A produção é impecável. Cada faixa de terra recebeu um manuseio específico para cada qualidade de uva. A colheita é totalmente manual. Em seguida, todos os passos da produção são acompanhados pela equipe do laboratório, que vai formando um banco de dados com os melhores procedimentos. Nota-se também a preocupação com o investimento na contratação de bons profissionais e na apresentação do produto final nas garrafas.

Outra história bonita é a dos nomes da vinícola e de seus vinhos. Dilor de Freitas, com a convicção de que ‘por trás de todo grande homem existe uma grande mulher’, homenageou sua esposa colocando na vinícola o sobrenome italiano da família dela, Francioni. Seu vinho de base, o Joaquim, é também uma homenagem à cidade que acolheu o negócio; o Francesco é dedicado ao primeiro imigrante italiano da família Francioni a chegar no Brasil. Já o Michelli homenageia o patriarca que ficou na Itália.

Hoje, a Villa Fracioni coloca sete vinhos no mercado: os tintos Joaquim, Francesco, Villa Francioni e Michelli, todos assemblagens; um Rosé multivarietal e dois brancos Sauvignon Blanc e Chardonnay, estes três últimos com o rótulo Villa Francioni. Estão estudando ainda o lançamento no mercado de um vinho branco de sobremesa e dois espumantes extra-brut, rosé e branco.

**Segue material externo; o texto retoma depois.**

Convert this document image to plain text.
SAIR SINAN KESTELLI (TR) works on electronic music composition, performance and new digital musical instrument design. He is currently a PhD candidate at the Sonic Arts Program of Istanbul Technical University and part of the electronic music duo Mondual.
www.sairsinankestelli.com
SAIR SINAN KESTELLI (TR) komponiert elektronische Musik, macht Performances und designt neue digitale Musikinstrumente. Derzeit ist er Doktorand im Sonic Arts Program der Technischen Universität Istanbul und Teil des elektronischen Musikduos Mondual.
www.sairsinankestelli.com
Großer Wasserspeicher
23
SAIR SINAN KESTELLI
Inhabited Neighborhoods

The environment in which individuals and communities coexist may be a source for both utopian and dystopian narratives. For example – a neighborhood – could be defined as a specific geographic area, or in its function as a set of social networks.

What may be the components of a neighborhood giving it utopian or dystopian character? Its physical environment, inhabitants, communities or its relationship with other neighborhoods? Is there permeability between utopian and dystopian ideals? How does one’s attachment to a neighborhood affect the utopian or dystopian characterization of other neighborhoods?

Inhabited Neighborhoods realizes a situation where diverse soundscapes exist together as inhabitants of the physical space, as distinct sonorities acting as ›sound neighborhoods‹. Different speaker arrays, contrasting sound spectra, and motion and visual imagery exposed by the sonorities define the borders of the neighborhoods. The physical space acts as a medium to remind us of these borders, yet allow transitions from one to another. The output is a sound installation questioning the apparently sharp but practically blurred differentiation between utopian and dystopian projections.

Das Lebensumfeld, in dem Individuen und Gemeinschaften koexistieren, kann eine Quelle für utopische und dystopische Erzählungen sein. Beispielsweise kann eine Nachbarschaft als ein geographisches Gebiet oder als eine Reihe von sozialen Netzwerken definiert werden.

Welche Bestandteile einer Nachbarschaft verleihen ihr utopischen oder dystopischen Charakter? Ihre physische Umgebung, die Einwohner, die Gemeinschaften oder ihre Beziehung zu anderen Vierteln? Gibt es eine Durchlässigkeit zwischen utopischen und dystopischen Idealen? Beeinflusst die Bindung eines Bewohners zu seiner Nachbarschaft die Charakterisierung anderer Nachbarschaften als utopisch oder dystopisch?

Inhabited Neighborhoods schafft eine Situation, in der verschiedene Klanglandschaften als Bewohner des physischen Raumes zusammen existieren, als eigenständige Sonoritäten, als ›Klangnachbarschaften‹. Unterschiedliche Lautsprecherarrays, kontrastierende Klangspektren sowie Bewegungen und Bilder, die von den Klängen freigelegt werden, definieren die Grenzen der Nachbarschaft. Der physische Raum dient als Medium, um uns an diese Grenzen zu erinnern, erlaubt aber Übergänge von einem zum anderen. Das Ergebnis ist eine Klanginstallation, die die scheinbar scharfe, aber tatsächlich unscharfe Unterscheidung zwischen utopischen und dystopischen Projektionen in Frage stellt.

Experimentamos todos os vinhos da Villa Francioni e gostamos especialmente do Sauvignon Blanc e do Francesco. O Michelli, do qual compramos algumas garrafas para o jantar, foi o maior destaque, muito equilibrado e com personalidade, gostoso mesmo. O único senão fica, ainda, por conta do preço. Tamanha qualidade tem obviamente um custo, especialmente em um país que não tem tradição vinífera. Acreditamos que no futuro, com ganho na escala e na experiência, a vinícola Villa Francioni – assim como demais vinícolas brasileiras sérias – poderá tornar seus vinhos competitivos com os vinhos da mesma faixa de preço chilenos e argentinos.

É possível agendar uma visita à vinícola Villa Francioni através dos telefones (49) 3233.2451, 3233.3713 ou 3233.1918. O custo da visita, R$ 20,00 por pessoa, é abatido na compra dos produtos da vinícola. As visitas podem ser feitas de quarta a domingo, nos horários das 10h, 13h30min e 15h30min.

Dois leigos, mas apaixonados por vinhos, começando uma viagem a Portugal pela região do Alentejo, provavelmente a segunda região vinícola mais importante do país depois do Douro. Resultado: entre os passeios, vamos às vinícolas!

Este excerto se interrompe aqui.